More news about the home page. With a grueling year of delayed gratification behind them, many Argentines must be itching for a good shopping spree. Nationwide, consumers pulled back as they watched their economy unravel at an alarming speed in 2002. But the free fall is over and a recent poll by local think tank Fundacion Mercado shows stronger consumer confidence, in defiance of the iffy outcome of elections in April. All this has caught the eye of dealmakers, who see opportunities in the revived lending of consumer credit.
"The first deal since the crisis broke is already done and others are coming up," said Mario Kenny, a partner at Nicholson y Cano.
The aptly named Tarjeta Shopping, issued by Tarshop, originated the turnaround deal, which came off a pre-existing program counseled by Nicholson y Cano. Deloitte & Touche Corporate Finance and Sudameris Capital Markets structured the transaction, while Sudameris' brokerage arm placed it.
Carrying an expected maturity of 21 months, a senior piece was sized at Ps9.6 million (US$3.0 million). It priced on Dec. 27 at 300 basis points over Badlar, which currently translates to about 30%. The rate is not so unusual, considering that the collateral is yielding about 37% right now and inflation is still galloping ahead, although it is down from last year's racy 41%. Standard & Poor's rated the transaction a short-term raA-' on the national scale. A subordinated tranche provided a 20% enhancement. The deal is further anchored by the strong performance of outstanding issues on the program.
The bond pays monthly and starts amortizing in mid-2003. Given that consumer credits remain exceptionally short-term in Argentina, the deal is a revolver. A wide variety of stores accept the Tarjeta Shopping card, including Wal-Mart Avellaneda.
Up ahead are other credit card deals. The next will probably be Consubond, a source said. Backed by consumer loans, that deal will probably come at Ps10 million (US$3.1 million), much smaller than the previous 17 series. Subordination is expected to be around 25%. The program's originator is Banco Saenz. The now-defunct Banco Sudameris and Banco de Valores placed the last issue off the program, which was executed in December 2001, at the cusp of Argentina's implosion.
That transaction, worth US$23 million, was actually denominated in dollars with an annualized yield of 18%. Following the pesification of debts, the paper paid back investors in local currency at the mandated one-to-one rate, which fell far below that of the market. It matured before the end of 2002.
Now investors would balk at consumer deals denominated in greenbacks. The only securitizations that can get away with such arrangements are those backed by commodities and other exports, which, on the cross-border front, have been shielded from the upsetting currency translation.

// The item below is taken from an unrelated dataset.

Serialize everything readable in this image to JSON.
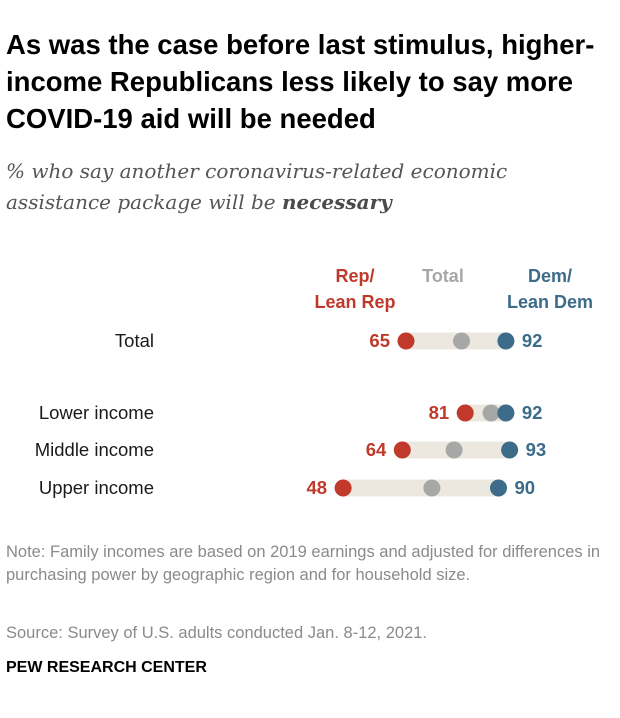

The collateral for the Consalud program are personal loans from Saenz for purchases at the Fravega chain of stores, which sell white goods.
The lingering menace of runaway inflation remains an obstacle to securitization of consumer assets, since they have to be in pesos. In an effort to curb price increases, the Argentine government has prohibited bonds indexed to inflation, a feature that is commonplace in the developed domestic markets of other Latin American countries like Chile and Mexico. "That's been tough to get over," said Juan Pablo de Mollein, associate director at S&P. Tarjeta Shopping opted for a floater, but that is not devoid of risk, sources said.
Both Tarjeta Shopping and Consalud have a history. A sure sign of the sector's recovery will be the emergence of new securitization programs. "The Tarjeta Shopping deal went to the same investors as before," said a source familiar with the transaction. "It becomes a trend when someone new comes out with a transaction and different buyers show up."
As it is, two freshly minted programs may be on the horizon, sources said. Apparently a bank is working on a securitization of MasterCard and Visa receivables. The deal is being talked at between Ps30 million (US$9.5 million) and Ps50 million (US$16 million). Also coming into view is a securitization of consumer loans that are automatically deducted from paychecks or pension plans. That transaction is now envisaged at Ps30 million (US$9.5 million). Three pension funds are the potential buyers, a source said.
As Argentine consumers start buying again, credit maturities are getting pushed out and rates are creeping down. "They were people buying mid last year, but they had to pay soaring rates and take on very short-term credit," said Eduardo D'Orazio, director of Fitch Ratings.
In the thick of the crisis, consumer loans extending beyond nine months were even more rare than hard currency on the streets of Buenos Aires. Credit is now readily available with terms of up to 1.5 years.